Mereka memprotes proyek pembangunan perluasan bandara yang dinilai merugikan masyarakat. Pasalnya, akses jalan umum yang menghubungkan, Kelurahan Lipu dan Kelurahan Sulaa, kembali ditutup pemilik lahan lantaran uang ganti rugi belum bayarkan sepenuhnya.

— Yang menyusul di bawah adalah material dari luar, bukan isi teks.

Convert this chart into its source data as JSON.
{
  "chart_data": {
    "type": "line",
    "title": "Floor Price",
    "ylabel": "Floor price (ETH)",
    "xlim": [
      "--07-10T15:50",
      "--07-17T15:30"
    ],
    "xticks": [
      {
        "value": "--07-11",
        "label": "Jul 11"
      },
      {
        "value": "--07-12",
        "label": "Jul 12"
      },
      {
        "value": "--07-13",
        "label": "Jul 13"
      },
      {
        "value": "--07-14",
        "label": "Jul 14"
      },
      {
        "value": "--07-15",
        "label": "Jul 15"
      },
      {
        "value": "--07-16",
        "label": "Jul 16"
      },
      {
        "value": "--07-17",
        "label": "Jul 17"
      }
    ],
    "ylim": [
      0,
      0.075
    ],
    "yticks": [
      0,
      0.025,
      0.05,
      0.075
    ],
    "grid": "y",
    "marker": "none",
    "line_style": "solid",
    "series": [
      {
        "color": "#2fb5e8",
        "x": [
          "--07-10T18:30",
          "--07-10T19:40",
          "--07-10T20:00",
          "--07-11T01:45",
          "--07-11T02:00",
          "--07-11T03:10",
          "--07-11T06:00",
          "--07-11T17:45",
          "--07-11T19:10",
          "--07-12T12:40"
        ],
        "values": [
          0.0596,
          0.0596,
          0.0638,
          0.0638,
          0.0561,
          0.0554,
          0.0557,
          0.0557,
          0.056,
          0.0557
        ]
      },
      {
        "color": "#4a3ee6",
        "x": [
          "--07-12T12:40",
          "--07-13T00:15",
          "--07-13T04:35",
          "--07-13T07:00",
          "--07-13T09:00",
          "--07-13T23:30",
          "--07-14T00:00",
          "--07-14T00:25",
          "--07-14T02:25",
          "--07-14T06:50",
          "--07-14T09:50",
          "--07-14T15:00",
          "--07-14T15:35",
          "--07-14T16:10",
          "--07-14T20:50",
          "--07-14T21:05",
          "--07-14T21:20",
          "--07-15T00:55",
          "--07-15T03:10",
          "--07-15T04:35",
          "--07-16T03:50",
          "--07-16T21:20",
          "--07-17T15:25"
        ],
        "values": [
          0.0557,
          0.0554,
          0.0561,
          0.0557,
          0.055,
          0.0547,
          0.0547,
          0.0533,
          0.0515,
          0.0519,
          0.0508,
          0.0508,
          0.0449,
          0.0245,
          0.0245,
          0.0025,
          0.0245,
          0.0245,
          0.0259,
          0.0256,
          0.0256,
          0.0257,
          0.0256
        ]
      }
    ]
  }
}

Dalam pernyataan sikapnya, Korlap Aksi, La Zade, menuturkan beberapa poin tuntutan. Pertama, mendesak pemerintah untuk segera membuka akses jalan alternatif jalur pantai Lakeba yang saat ini telah ditutup akibat proyek pembangunan perluasan bandara seperti yang telah disepakati sebelumnya besama warga.
Kedua, meminta DPRD Baubau untuk menindak lanjuti proses pembebasan lahan masyarakat berkaitan dengan pembangunan perpanjangan Ranway bandara serta mendesak DPRD untuk segera menghentikan proyek tersebut.
"Juga meminta pemerintah Kota Baubau dan DPRD untuk meninjau kembali Perda RTRW Kota Baubau yang berkaitan dengan pembangunan bandara, apakah sudah sesuai dengan peruntukan ruangnya," tegasnya.